Seven Basic Plots (1): Das Ding auf der Kundentoilette

Die erste Frage, die uns gestellt wird, wenn wir mit Kunden über ein Imagevideo sprechen: Auf welchen der „Seven Basic Plots“ wollen wir uns bei unserem Ansatz stützen?

Dabei leuchten die Augen unserer Gesprächspartner ganz hell, voller Begeisterung, voller Erwartung – mit Einsprengseln von Angst, weil man ja natürlich nie weiß, wenn man es mit Filmkünstlern zu tun bekommt, womit man letztlich zu leben hat; vor allem im Erstgespräch ist die Unsicherheit verständlicherweise groß.

Kurz zur Erläuterung: Der Journalist und Autor Christopher Booker hat ein oft zitiertes Buch geschrieben, „The Seven Basic Plots“. Darin verleiht er seiner Überzeugung Ausdruck, auf 736 Seiten (Bloomsbury UK, 2006), dass man alle Geschichten, die Menschen sich erzählen, seit wir den zweibeinigen Gang für uns entdeckt haben, in ein Raster mit sieben Fächern einteilen könne.

Dazu gleich mehr.

Jetzt sind wir erst einmal bei dem mittelständischen Unternehmen Haubenpfeiffer zu Gast. Ein klassischer Hidden Champion, Weltmarktführer bei irgendwelchen Elektronikteilen (mit den Details dürfen sich später die Konzepter herumschlagen), der Firmensitz mitten im Grünen gelegen. Alles sehr friedlich, still, architektonische Spitzengastronomie. Man fühlt sich sofort wohl.

Der Chef, Sigmar Schemp, ist ein zurückhaltender, intelligenter Typ. Sofort sympathisch. Nachdem die Frage der Seven Basic Plots kurz angerissen wurde, fragt er geradeheraus:

„Meinen Sie, die ‚Überwindung des Monsters‘ käme für uns in Frage?“

„Wie kommen Sie denn gerade auf DAS Genre?“

Nando, unser Filmregisseur, hat natürlich schon einige skurrile Fragen auf dem Buckel. Entsprechend cool blickt er drein. So cool wie seine Lederjacke. Trotzdem — wenn man ihn lange genug kennt, merkt man, dass auch ihn dieser Vorstoß überrascht.

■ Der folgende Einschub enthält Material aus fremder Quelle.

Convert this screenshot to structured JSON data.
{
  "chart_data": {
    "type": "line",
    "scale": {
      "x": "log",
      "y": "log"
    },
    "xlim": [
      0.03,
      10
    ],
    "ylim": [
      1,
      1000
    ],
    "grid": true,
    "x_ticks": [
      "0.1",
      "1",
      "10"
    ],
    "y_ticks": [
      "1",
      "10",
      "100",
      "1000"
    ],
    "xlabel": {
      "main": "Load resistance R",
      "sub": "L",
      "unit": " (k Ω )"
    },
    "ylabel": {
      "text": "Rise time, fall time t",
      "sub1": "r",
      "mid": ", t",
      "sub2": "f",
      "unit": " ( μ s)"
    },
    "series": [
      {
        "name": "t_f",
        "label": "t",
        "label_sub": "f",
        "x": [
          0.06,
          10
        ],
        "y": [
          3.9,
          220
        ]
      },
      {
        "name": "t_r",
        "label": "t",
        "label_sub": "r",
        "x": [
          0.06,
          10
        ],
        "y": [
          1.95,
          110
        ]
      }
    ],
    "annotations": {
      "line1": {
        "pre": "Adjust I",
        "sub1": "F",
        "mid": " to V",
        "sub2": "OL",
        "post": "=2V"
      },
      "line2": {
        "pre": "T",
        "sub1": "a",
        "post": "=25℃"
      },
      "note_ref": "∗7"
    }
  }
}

„Es ist nur“, sagt der Chef von Haubenpfeiffer mit einem unsicheren Lächeln, „‚Der weiße Hai‘ war immer mein Lieblingsfilm.“

Nando hebt die rechte Augenbraue: „‚Der weiße Hai‘?“

„‚Jaws'“, sage ich. „Ah“, macht Nando. Für den Kunden füge ich als Erklärung hinzu: „Filmleute benutzen immer nur die Originaltitel.“

Sigmar Schemp ist überrascht. „Auch bei, sagen wir, ungarischen Filmen?“

„Natürlich“, sagt Nando Dietz. „A Torinói ló.“

„Meine Güte!“, lacht Schemp. „Das könnte ich noch nicht mal aussprechen, geschweige denn buchstabieren! Was ist das für ein Film?“

Nando Dietz sieht zu mir herüber. Er weigert sich konsequent, deutsche Filmtitel zu benutzen, wenn die Filmproduktion keine deutsche ist.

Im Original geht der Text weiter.